Limestone aquifers provide water to areas throughout the eastern United States, as well as some parts of the southwest. Acidic water carves interconnected openings through underground deposits of this carbonate rock, forming the water storage areas called aquifers. The openings in the rock range from microscopic pores to large channels and caverns. The composition of limestone and the structure of the aquifers can lead to some disadvantages.
Some limestone aquifers consistently yield high volumes of water, but others produce lower volumes or sometimes go dry. Porosity identifies how much water an aquifer can hold, and some less-weathered limestone aquifers have such low porosity that they simply do not contain enough water to be used as a water source.
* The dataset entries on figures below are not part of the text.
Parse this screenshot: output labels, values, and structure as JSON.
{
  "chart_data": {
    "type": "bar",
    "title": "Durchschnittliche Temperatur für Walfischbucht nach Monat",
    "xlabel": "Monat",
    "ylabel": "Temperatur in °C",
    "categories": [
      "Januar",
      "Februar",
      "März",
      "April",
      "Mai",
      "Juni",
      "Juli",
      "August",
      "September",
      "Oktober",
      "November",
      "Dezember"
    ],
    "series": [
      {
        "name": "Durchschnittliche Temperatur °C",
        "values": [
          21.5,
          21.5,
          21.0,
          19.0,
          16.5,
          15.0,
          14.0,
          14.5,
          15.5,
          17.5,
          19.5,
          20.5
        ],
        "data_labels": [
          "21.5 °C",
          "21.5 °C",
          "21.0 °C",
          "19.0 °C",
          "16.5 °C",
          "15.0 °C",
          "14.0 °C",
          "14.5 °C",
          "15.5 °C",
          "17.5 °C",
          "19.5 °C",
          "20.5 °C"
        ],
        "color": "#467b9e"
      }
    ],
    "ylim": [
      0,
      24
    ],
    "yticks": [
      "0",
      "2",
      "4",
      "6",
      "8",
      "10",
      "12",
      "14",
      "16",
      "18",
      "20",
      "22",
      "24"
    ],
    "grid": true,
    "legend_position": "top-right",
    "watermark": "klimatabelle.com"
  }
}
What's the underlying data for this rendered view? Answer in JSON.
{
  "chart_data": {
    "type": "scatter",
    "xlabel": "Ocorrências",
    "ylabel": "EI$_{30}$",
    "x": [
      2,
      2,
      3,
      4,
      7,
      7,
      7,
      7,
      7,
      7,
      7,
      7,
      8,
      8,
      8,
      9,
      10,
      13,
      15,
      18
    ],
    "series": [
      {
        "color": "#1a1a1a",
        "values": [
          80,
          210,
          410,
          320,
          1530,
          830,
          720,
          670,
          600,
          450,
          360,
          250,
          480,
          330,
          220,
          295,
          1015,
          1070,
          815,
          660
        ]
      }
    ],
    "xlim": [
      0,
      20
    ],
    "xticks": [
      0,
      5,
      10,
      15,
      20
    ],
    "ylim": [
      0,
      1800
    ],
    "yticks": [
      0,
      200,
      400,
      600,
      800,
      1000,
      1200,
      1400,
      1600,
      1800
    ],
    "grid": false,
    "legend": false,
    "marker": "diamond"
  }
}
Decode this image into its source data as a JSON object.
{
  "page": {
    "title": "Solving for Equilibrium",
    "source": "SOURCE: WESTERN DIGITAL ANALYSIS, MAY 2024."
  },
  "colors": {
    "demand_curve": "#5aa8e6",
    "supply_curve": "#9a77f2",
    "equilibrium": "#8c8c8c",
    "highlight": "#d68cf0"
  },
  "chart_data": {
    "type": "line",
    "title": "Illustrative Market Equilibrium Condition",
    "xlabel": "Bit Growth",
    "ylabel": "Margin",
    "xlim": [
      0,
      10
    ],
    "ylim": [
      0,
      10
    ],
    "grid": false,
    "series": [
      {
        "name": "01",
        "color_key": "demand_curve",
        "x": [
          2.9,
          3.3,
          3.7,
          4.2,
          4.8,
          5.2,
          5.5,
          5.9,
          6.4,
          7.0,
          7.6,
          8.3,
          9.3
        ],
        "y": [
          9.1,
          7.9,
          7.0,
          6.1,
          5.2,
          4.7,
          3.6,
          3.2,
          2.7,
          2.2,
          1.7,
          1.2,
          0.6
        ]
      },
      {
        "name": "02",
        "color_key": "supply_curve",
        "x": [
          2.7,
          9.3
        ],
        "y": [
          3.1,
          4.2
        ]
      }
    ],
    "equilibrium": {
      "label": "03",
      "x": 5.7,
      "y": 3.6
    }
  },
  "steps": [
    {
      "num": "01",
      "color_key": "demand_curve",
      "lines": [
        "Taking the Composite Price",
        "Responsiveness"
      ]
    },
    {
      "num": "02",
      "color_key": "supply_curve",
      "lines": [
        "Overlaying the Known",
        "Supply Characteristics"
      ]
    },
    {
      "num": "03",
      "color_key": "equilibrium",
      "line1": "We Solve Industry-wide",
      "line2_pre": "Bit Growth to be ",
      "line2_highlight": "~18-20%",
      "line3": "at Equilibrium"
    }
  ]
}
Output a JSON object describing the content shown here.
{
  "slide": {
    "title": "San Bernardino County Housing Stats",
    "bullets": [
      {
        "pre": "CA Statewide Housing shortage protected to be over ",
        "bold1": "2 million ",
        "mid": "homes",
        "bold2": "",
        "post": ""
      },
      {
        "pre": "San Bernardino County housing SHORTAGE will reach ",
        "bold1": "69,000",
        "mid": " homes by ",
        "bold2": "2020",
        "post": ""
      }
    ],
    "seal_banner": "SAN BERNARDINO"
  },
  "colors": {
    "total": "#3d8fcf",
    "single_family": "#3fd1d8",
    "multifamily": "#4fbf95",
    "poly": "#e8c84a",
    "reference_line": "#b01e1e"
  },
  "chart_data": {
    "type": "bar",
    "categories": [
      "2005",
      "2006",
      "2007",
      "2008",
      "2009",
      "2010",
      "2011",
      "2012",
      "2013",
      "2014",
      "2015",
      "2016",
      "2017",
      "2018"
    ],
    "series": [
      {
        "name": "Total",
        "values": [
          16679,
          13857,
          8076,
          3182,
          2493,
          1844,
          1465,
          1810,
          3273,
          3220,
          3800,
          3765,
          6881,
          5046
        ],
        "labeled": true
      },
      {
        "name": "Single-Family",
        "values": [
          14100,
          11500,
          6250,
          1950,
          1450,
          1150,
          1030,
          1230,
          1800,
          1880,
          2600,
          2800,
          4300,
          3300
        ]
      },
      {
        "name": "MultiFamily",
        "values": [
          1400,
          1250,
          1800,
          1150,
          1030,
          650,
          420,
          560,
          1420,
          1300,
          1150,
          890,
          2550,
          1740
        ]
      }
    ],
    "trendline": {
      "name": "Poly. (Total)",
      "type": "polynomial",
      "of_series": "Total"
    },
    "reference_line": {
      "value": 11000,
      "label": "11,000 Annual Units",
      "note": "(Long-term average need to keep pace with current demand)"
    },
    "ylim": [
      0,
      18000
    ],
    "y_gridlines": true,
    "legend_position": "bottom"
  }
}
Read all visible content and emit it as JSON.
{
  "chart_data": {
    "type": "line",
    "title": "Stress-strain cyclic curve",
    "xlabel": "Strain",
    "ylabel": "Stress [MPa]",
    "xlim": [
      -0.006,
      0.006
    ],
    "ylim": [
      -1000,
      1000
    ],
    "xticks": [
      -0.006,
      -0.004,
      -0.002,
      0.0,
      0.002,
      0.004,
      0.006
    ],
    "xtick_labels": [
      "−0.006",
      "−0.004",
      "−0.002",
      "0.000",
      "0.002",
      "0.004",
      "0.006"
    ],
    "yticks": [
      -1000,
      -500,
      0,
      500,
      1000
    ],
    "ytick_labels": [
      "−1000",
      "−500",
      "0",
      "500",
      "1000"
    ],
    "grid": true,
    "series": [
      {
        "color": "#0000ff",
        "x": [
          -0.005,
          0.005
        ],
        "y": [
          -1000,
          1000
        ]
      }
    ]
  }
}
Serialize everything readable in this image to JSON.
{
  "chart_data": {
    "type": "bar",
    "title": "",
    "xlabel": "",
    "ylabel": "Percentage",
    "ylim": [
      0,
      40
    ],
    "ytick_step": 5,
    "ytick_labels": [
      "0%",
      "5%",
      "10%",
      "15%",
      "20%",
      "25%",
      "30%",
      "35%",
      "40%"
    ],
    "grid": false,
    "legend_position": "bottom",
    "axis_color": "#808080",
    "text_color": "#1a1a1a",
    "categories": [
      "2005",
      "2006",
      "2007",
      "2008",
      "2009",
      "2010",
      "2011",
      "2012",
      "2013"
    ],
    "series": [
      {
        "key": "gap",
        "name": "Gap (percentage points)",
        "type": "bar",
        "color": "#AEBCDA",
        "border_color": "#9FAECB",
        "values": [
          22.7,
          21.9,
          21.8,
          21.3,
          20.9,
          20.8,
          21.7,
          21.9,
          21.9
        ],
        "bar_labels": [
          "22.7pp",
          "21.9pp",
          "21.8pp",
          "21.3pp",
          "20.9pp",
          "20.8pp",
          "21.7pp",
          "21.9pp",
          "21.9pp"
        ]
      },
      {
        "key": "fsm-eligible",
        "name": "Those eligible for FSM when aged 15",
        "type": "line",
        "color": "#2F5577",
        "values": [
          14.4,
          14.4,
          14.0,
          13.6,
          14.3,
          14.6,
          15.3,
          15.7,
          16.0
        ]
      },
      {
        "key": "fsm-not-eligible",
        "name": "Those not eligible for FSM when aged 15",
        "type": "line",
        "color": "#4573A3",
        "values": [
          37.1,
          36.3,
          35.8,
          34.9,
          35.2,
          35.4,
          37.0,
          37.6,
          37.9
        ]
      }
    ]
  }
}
Many limestone aquifers have high permeability, which measures how quickly water can travel through the ground. Water that moves easily through the aquifer is also more easily pumped out. However, water that is quickly pumped out can also quickly be depleted if the porosity is low.
Large cavities in limestone aquifers contribute to the formation of sinkholes. They can also occur where the limestone rock is exposed on the surface. Over-pumping from an aquifer increases the likelihood of sinkhole formation, as a decrease in underground water pressure can lead to structural failure.
Certain features of limestone aquifers make the groundwater contained in them more susceptible to contaminants. Surface water can enter a sinkhole rapidly, so any contaminants in the surface water will be introduced into the aquifer. Groundwater in limestone aquifers also absorbs calcium and magnesium from the surrounding rock. These minerals create hard water, which can leave deposits in bathtubs and sinks.